Der Land Rover Defender ist genau genommen ein Werkzeug, das wegen seiner ländlichen Hemdsärmeligkeit als urbanes Accessoire taugt. Dass der Neue in einer Daktari-Folge herausstäche wie die Armbanduhr in Ben Hur? Die technische Herangehensweise zählt mehr. Land Rover kappt an dieser Stelle maßgebliche Verbindungen zur Legende. Was der Defender II anders macht? Besser kann? Schlechter erfüllt? Um das herauszufinden, tasten wir uns mit dem fünftürigen Defender 110 Richtung Gipfel.
Defender 90 und Defender 110: Drei- und fünftürige Version erhältlich
Im Konfigurator existiert die dreitürige Alternative Defender 90 bereits, im Autohaus startet die getestete Langversion zuerst. Aufteilung und Namensgebung sind historisch korrekt, aber numerisch inkonsistent: Einst bezeichnete die Zahl den Radstand in Zoll. Bei unserem Testwagen liegen 3,02 Meter zwischen vorderer und hinterer Radnabe, das wären rund 118 Zoll.
Die Gesamtlänge des neuen Defender beträgt 5,01 Meter. Kurze Überhänge vereinfachen die Situation am Fuß des Berges. Böschungswinkel von 38 Grad (vorne) und 40 Grad (hinten) beschreiben Werte, bei denen ein SUV längst die Stoßfänger-Abdeckungen abgestreift hätte. Bis zu einem Rampenwinkel von 28 Grad bleibt das markdurchdringende Schaben eines Felsens am Unterboden aus.
Nur beim vorderen Rampenwinkel gewinnt der 110er-Vorgänger das Datenblatt-Duell (49, 35 und 24 Grad). Wobei man den Defender II für die maximale Bodenfreiheit per Tastendruck anheben muss. Mit 293 Millimetern Bodenfreiheit (plus 75 zur Standard-Stellung) klettern wir über den Offroad-Parcours. Wer aufsetzt, kann das Chassis über die serienmäßige Luftfederung kurzfristig um weitere 70 Millimeter nach oben drücken – und so theoretisch über eine stehende Weinflasche fahren.

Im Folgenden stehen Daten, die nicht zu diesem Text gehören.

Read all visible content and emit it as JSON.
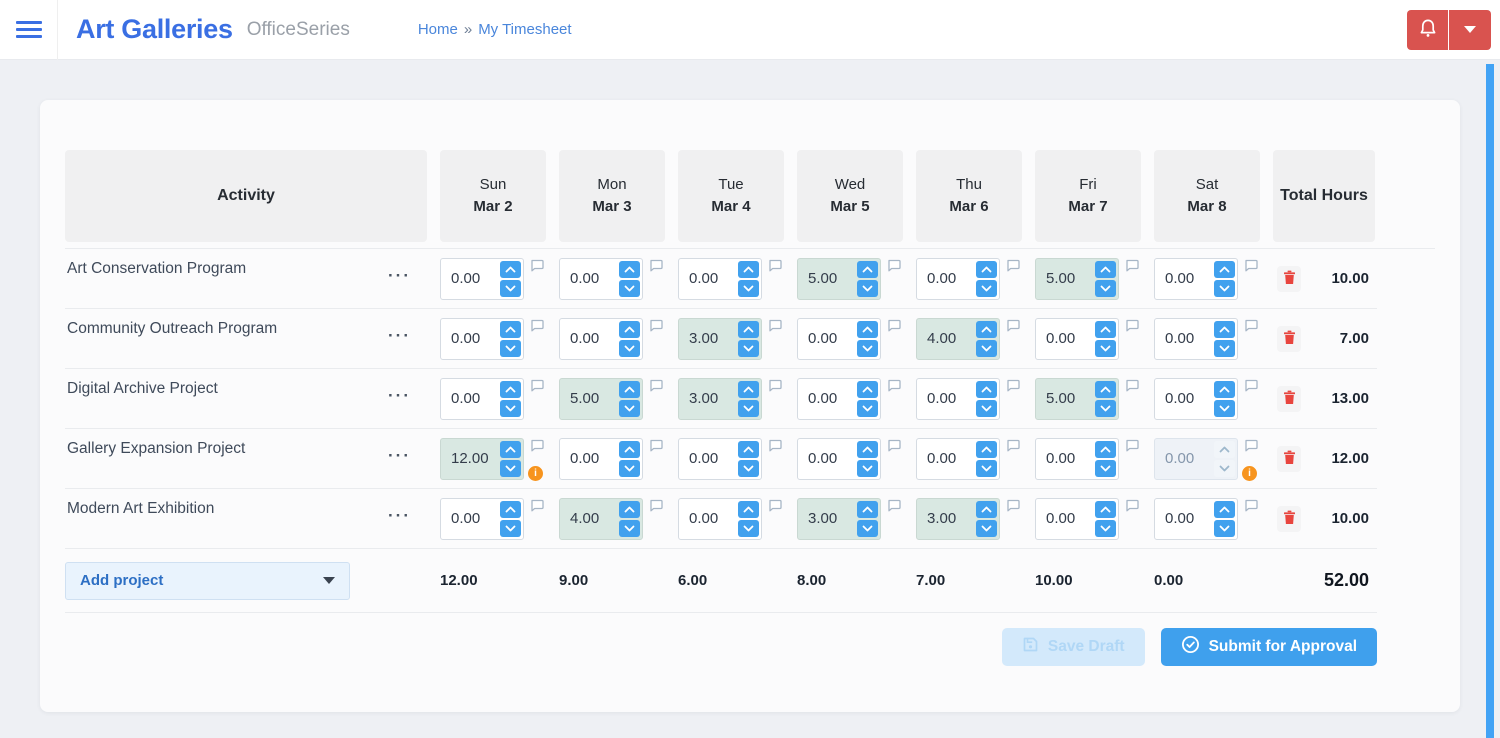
{
  "topbar": {
    "brand": "Art Galleries",
    "suite": "OfficeSeries",
    "breadcrumb": {
      "home": "Home",
      "separator": "»",
      "current": "My Timesheet"
    }
  },
  "table": {
    "activity_header": "Activity",
    "total_header": "Total Hours",
    "days": [
      {
        "dow": "Sun",
        "date": "Mar 2"
      },
      {
        "dow": "Mon",
        "date": "Mar 3"
      },
      {
        "dow": "Tue",
        "date": "Mar 4"
      },
      {
        "dow": "Wed",
        "date": "Mar 5"
      },
      {
        "dow": "Thu",
        "date": "Mar 6"
      },
      {
        "dow": "Fri",
        "date": "Mar 7"
      },
      {
        "dow": "Sat",
        "date": "Mar 8"
      }
    ],
    "rows": [
      {
        "name": "Art Conservation Program",
        "cells": [
          {
            "value": "0.00",
            "state": "empty",
            "info": false
          },
          {
            "value": "0.00",
            "state": "empty",
            "info": false
          },
          {
            "value": "0.00",
            "state": "empty",
            "info": false
          },
          {
            "value": "5.00",
            "state": "filled",
            "info": false
          },
          {
            "value": "0.00",
            "state": "empty",
            "info": false
          },
          {
            "value": "5.00",
            "state": "filled",
            "info": false
          },
          {
            "value": "0.00",
            "state": "empty",
            "info": false
          }
        ],
        "total": "10.00"
      },
      {
        "name": "Community Outreach Program",
        "cells": [
          {
            "value": "0.00",
            "state": "empty",
            "info": false
          },
          {
            "value": "0.00",
            "state": "empty",
            "info": false
          },
          {
            "value": "3.00",
            "state": "filled",
            "info": false
          },
          {
            "value": "0.00",
            "state": "empty",
            "info": false
          },
          {
            "value": "4.00",
            "state": "filled",
            "info": false
          },
          {
            "value": "0.00",
            "state": "empty",
            "info": false
          },
          {
            "value": "0.00",
            "state": "empty",
            "info": false
          }
        ],
        "total": "7.00"
      },
      {
        "name": "Digital Archive Project",
        "cells": [
          {
            "value": "0.00",
            "state": "empty",
            "info": false
          },
          {
            "value": "5.00",
            "state": "filled",
            "info": false
          },
          {
            "value": "3.00",
            "state": "filled",
            "info": false
          },
          {
            "value": "0.00",
            "state": "empty",
            "info": false
          },
          {
            "value": "0.00",
            "state": "empty",
            "info": false
          },
          {
            "value": "5.00",
            "state": "filled",
            "info": false
          },
          {
            "value": "0.00",
            "state": "empty",
            "info": false
          }
        ],
        "total": "13.00"
      },
      {
        "name": "Gallery Expansion Project",
        "cells": [
          {
            "value": "12.00",
            "state": "filled",
            "info": true
          },
          {
            "value": "0.00",
            "state": "empty",
            "info": false
          },
          {
            "value": "0.00",
            "state": "empty",
            "info": false
          },
          {
            "value": "0.00",
            "state": "empty",
            "info": false
          },
          {
            "value": "0.00",
            "state": "empty",
            "info": false
          },
          {
            "value": "0.00",
            "state": "empty",
            "info": false
          },
          {
            "value": "0.00",
            "state": "disabled",
            "info": true
          }
        ],
        "total": "12.00"
      },
      {
        "name": "Modern Art Exhibition",
        "cells": [
          {
            "value": "0.00",
            "state": "empty",
            "info": false
          },
          {
            "value": "4.00",
            "state": "filled",
            "info": false
          },
          {
            "value": "0.00",
            "state": "empty",
            "info": false
          },
          {
            "value": "3.00",
            "state": "filled",
            "info": false
          },
          {
            "value": "3.00",
            "state": "filled",
            "info": false
          },
          {
            "value": "0.00",
            "state": "empty",
            "info": false
          },
          {
            "value": "0.00",
            "state": "empty",
            "info": false
          }
        ],
        "total": "10.00"
      }
    ],
    "footer": {
      "add_project_label": "Add project",
      "day_totals": [
        "12.00",
        "9.00",
        "6.00",
        "8.00",
        "7.00",
        "10.00",
        "0.00"
      ],
      "grand_total": "52.00"
    }
  },
  "actions": {
    "save_draft": "Save Draft",
    "submit": "Submit for Approval"
  },
  "colors": {
    "brand_blue": "#3a6fe3",
    "danger_red": "#d9534f",
    "spinner_blue": "#41a1ee",
    "filled_cell": "#d9e8e2",
    "info_orange": "#f7941e",
    "submit_blue": "#3fa0ed",
    "scrollbar_blue": "#42a3f5"
  }
}
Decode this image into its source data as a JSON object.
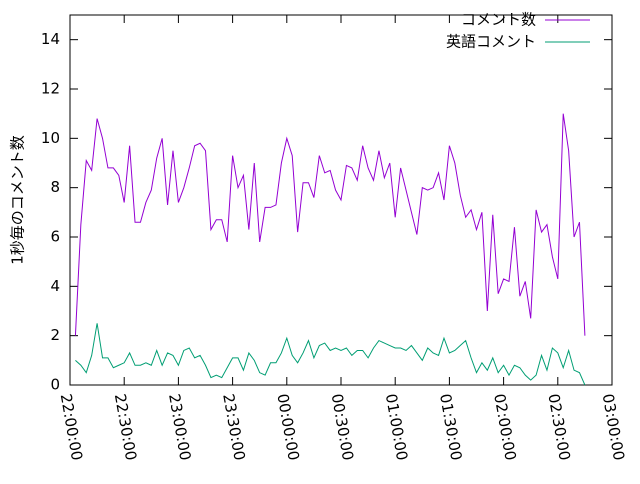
{
  "chart_data": {
    "type": "line",
    "y_label": "1秒毎のコメント数",
    "xlim": [
      "22:00:00",
      "03:00:00"
    ],
    "xticks": [
      "22:00:00",
      "22:30:00",
      "23:00:00",
      "23:30:00",
      "00:00:00",
      "00:30:00",
      "01:00:00",
      "01:30:00",
      "02:00:00",
      "02:30:00",
      "03:00:00"
    ],
    "ylim": [
      0,
      15
    ],
    "yticks": [
      0,
      2,
      4,
      6,
      8,
      10,
      12,
      14
    ],
    "legend": "top-right",
    "x": [
      "22:03:00",
      "22:06:00",
      "22:09:00",
      "22:12:00",
      "22:15:00",
      "22:18:00",
      "22:21:00",
      "22:24:00",
      "22:27:00",
      "22:30:00",
      "22:33:00",
      "22:36:00",
      "22:39:00",
      "22:42:00",
      "22:45:00",
      "22:48:00",
      "22:51:00",
      "22:54:00",
      "22:57:00",
      "23:00:00",
      "23:03:00",
      "23:06:00",
      "23:09:00",
      "23:12:00",
      "23:15:00",
      "23:18:00",
      "23:21:00",
      "23:24:00",
      "23:27:00",
      "23:30:00",
      "23:33:00",
      "23:36:00",
      "23:39:00",
      "23:42:00",
      "23:45:00",
      "23:48:00",
      "23:51:00",
      "23:54:00",
      "23:57:00",
      "00:00:00",
      "00:03:00",
      "00:06:00",
      "00:09:00",
      "00:12:00",
      "00:15:00",
      "00:18:00",
      "00:21:00",
      "00:24:00",
      "00:27:00",
      "00:30:00",
      "00:33:00",
      "00:36:00",
      "00:39:00",
      "00:42:00",
      "00:45:00",
      "00:48:00",
      "00:51:00",
      "00:54:00",
      "00:57:00",
      "01:00:00",
      "01:03:00",
      "01:06:00",
      "01:09:00",
      "01:12:00",
      "01:15:00",
      "01:18:00",
      "01:21:00",
      "01:24:00",
      "01:27:00",
      "01:30:00",
      "01:33:00",
      "01:36:00",
      "01:39:00",
      "01:42:00",
      "01:45:00",
      "01:48:00",
      "01:51:00",
      "01:54:00",
      "01:57:00",
      "02:00:00",
      "02:03:00",
      "02:06:00",
      "02:09:00",
      "02:12:00",
      "02:15:00",
      "02:18:00",
      "02:21:00",
      "02:24:00",
      "02:27:00",
      "02:30:00",
      "02:33:00",
      "02:36:00",
      "02:39:00",
      "02:42:00",
      "02:45:00"
    ],
    "series": [
      {
        "name": "コメント数",
        "color": "#9400d3",
        "values": [
          2.0,
          6.5,
          9.1,
          8.7,
          10.8,
          10.0,
          8.8,
          8.8,
          8.5,
          7.4,
          9.7,
          6.6,
          6.6,
          7.4,
          7.9,
          9.2,
          10.0,
          7.3,
          9.5,
          7.4,
          8.0,
          8.8,
          9.7,
          9.8,
          9.5,
          6.3,
          6.7,
          6.7,
          5.8,
          9.3,
          8.0,
          8.5,
          6.3,
          9.0,
          5.8,
          7.2,
          7.2,
          7.3,
          9.0,
          10.0,
          9.3,
          6.2,
          8.2,
          8.2,
          7.6,
          9.3,
          8.6,
          8.7,
          7.9,
          7.5,
          8.9,
          8.8,
          8.3,
          9.7,
          8.8,
          8.3,
          9.5,
          8.4,
          9.0,
          6.8,
          8.8,
          7.9,
          7.0,
          6.1,
          8.0,
          7.9,
          8.0,
          8.6,
          7.5,
          9.7,
          9.0,
          7.7,
          6.8,
          7.1,
          6.3,
          7.0,
          3.0,
          6.9,
          3.7,
          4.3,
          4.2,
          6.4,
          3.6,
          4.2,
          2.7,
          7.1,
          6.2,
          6.5,
          5.2,
          4.3,
          11.0,
          9.5,
          6.0,
          6.6,
          2.0
        ]
      },
      {
        "name": "英語コメント",
        "color": "#009e73",
        "values": [
          1.0,
          0.8,
          0.5,
          1.2,
          2.5,
          1.1,
          1.1,
          0.7,
          0.8,
          0.9,
          1.3,
          0.8,
          0.8,
          0.9,
          0.8,
          1.4,
          0.8,
          1.3,
          1.2,
          0.8,
          1.4,
          1.5,
          1.1,
          1.2,
          0.8,
          0.3,
          0.4,
          0.3,
          0.7,
          1.1,
          1.1,
          0.6,
          1.3,
          1.0,
          0.5,
          0.4,
          0.9,
          0.9,
          1.3,
          1.9,
          1.2,
          0.9,
          1.3,
          1.8,
          1.1,
          1.6,
          1.7,
          1.4,
          1.5,
          1.4,
          1.5,
          1.2,
          1.4,
          1.4,
          1.1,
          1.5,
          1.8,
          1.7,
          1.6,
          1.5,
          1.5,
          1.4,
          1.6,
          1.3,
          1.0,
          1.5,
          1.3,
          1.2,
          1.9,
          1.3,
          1.4,
          1.6,
          1.8,
          1.1,
          0.5,
          0.9,
          0.6,
          1.1,
          0.5,
          0.8,
          0.4,
          0.8,
          0.7,
          0.4,
          0.2,
          0.4,
          1.2,
          0.6,
          1.5,
          1.3,
          0.7,
          1.4,
          0.6,
          0.5,
          0.0
        ]
      }
    ]
  }
}
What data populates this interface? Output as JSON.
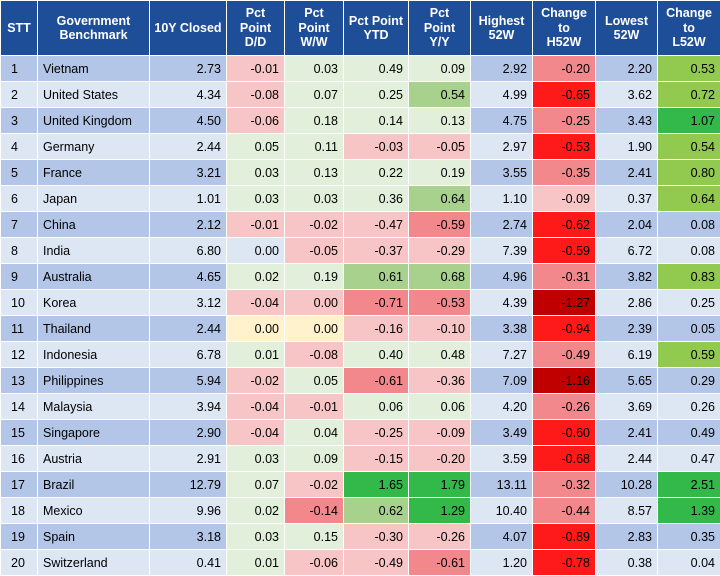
{
  "headers": [
    "STT",
    "Government\nBenchmark",
    "10Y Closed",
    "Pct\nPoint\nD/D",
    "Pct\nPoint\nW/W",
    "Pct Point\nYTD",
    "Pct\nPoint\nY/Y",
    "Highest\n52W",
    "Change\nto\nH52W",
    "Lowest\n52W",
    "Change\nto\nL52W"
  ],
  "rows": [
    [
      "1",
      "Vietnam",
      "2.73",
      "-0.01",
      "0.03",
      "0.49",
      "0.09",
      "2.92",
      "-0.20",
      "2.20",
      "0.53"
    ],
    [
      "2",
      "United States",
      "4.34",
      "-0.08",
      "0.07",
      "0.25",
      "0.54",
      "4.99",
      "-0.65",
      "3.62",
      "0.72"
    ],
    [
      "3",
      "United Kingdom",
      "4.50",
      "-0.06",
      "0.18",
      "0.14",
      "0.13",
      "4.75",
      "-0.25",
      "3.43",
      "1.07"
    ],
    [
      "4",
      "Germany",
      "2.44",
      "0.05",
      "0.11",
      "-0.03",
      "-0.05",
      "2.97",
      "-0.53",
      "1.90",
      "0.54"
    ],
    [
      "5",
      "France",
      "3.21",
      "0.03",
      "0.13",
      "0.22",
      "0.19",
      "3.55",
      "-0.35",
      "2.41",
      "0.80"
    ],
    [
      "6",
      "Japan",
      "1.01",
      "0.03",
      "0.03",
      "0.36",
      "0.64",
      "1.10",
      "-0.09",
      "0.37",
      "0.64"
    ],
    [
      "7",
      "China",
      "2.12",
      "-0.01",
      "-0.02",
      "-0.47",
      "-0.59",
      "2.74",
      "-0.62",
      "2.04",
      "0.08"
    ],
    [
      "8",
      "India",
      "6.80",
      "0.00",
      "-0.05",
      "-0.37",
      "-0.29",
      "7.39",
      "-0.59",
      "6.72",
      "0.08"
    ],
    [
      "9",
      "Australia",
      "4.65",
      "0.02",
      "0.19",
      "0.61",
      "0.68",
      "4.96",
      "-0.31",
      "3.82",
      "0.83"
    ],
    [
      "10",
      "Korea",
      "3.12",
      "-0.04",
      "0.00",
      "-0.71",
      "-0.53",
      "4.39",
      "-1.27",
      "2.86",
      "0.25"
    ],
    [
      "11",
      "Thailand",
      "2.44",
      "0.00",
      "0.00",
      "-0.16",
      "-0.10",
      "3.38",
      "-0.94",
      "2.39",
      "0.05"
    ],
    [
      "12",
      "Indonesia",
      "6.78",
      "0.01",
      "-0.08",
      "0.40",
      "0.48",
      "7.27",
      "-0.49",
      "6.19",
      "0.59"
    ],
    [
      "13",
      "Philippines",
      "5.94",
      "-0.02",
      "0.05",
      "-0.61",
      "-0.36",
      "7.09",
      "-1.16",
      "5.65",
      "0.29"
    ],
    [
      "14",
      "Malaysia",
      "3.94",
      "-0.04",
      "-0.01",
      "0.06",
      "0.06",
      "4.20",
      "-0.26",
      "3.69",
      "0.26"
    ],
    [
      "15",
      "Singapore",
      "2.90",
      "-0.04",
      "0.04",
      "-0.25",
      "-0.09",
      "3.49",
      "-0.60",
      "2.41",
      "0.49"
    ],
    [
      "16",
      "Austria",
      "2.91",
      "0.03",
      "0.09",
      "-0.15",
      "-0.20",
      "3.59",
      "-0.68",
      "2.44",
      "0.47"
    ],
    [
      "17",
      "Brazil",
      "12.79",
      "0.07",
      "-0.02",
      "1.65",
      "1.79",
      "13.11",
      "-0.32",
      "10.28",
      "2.51"
    ],
    [
      "18",
      "Mexico",
      "9.96",
      "0.02",
      "-0.14",
      "0.62",
      "1.29",
      "10.40",
      "-0.44",
      "8.57",
      "1.39"
    ],
    [
      "19",
      "Spain",
      "3.18",
      "0.03",
      "0.15",
      "-0.30",
      "-0.26",
      "4.07",
      "-0.89",
      "2.83",
      "0.35"
    ],
    [
      "20",
      "Switzerland",
      "0.41",
      "0.01",
      "-0.06",
      "-0.49",
      "-0.61",
      "1.20",
      "-0.78",
      "0.38",
      "0.04"
    ]
  ],
  "cell_colors": {
    "light_negative": "#f7c5c6",
    "medium_negative": "#f2888c",
    "strong_negative": "#ff1a1a",
    "dark_negative": "#c00000",
    "zero": "#fff2cc",
    "light_positive": "#e2efda",
    "medium_positive": "#a9d18e",
    "strong_positive": "#92c94f",
    "dark_positive": "#33b84a",
    "header_background": "#1f4e99",
    "row_shade_dark": "#b4c6e7",
    "row_shade_light": "#dde7f4"
  }
}
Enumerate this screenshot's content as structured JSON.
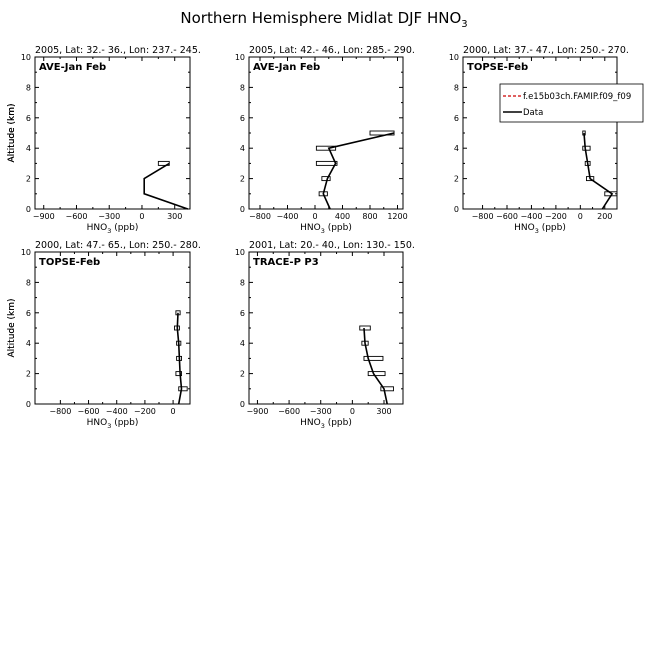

1948 läuft der erste Land Rover Defender vom Band. Für das Jahr 2020 legt Land Rover den Klassiker neu auf.
Alu-Chassis statt Leiterrahmen für die Defender-Neuauflage
Ein Alu-Chassis anstelle eines Leiterrahmens im Defender: Das ist, als würde Porsche den 911 von Heck- auf Frontmotor umstellen. Die Puristen ächzen, pragmatische Offroad-Fahrer fürchten zumindest mangelnde Stabilität. Der neue Defender biete die verwindungssteifste Karosse der Markengeschichte, betont Land Rover – und lässt das Mittel der Ingenieure offen sichtbar: Im Bereich des Armaturenbretts sieht man einen Teil des beschichteten Magnesium-Trägers. Der unterstützt die Karosse und den Vorderwagen.
Rundherum gibt es viel hartes Plastik und mehr Haltegriffe als in der S-Bahn. Teile des Innenraums ummanteln die Briten mit einem Schaumstoff, der haptisch zwischen Moosboden und Heizungsrohr-Isolierung liegt. Einen Teppichboden gibt es im Test-Defender nicht. Statt der großen Mittelkonsole kann in Reihe eins ein dritter Einzelsitz stehen. Zwei zusätzliche Plätze in Reihe drei gibt es alternativ, nicht aber zusätzlich. Bedeutet: Fünf, sechs oder sieben Sitzplätze sind im Defender 110 denkbar, jeweils einfach gestaltet und mäßig tailliert. Wer mehr Luxus will, hat den Innenraum seines Autos noch nie mit dem Gartenschlauch gereinigt.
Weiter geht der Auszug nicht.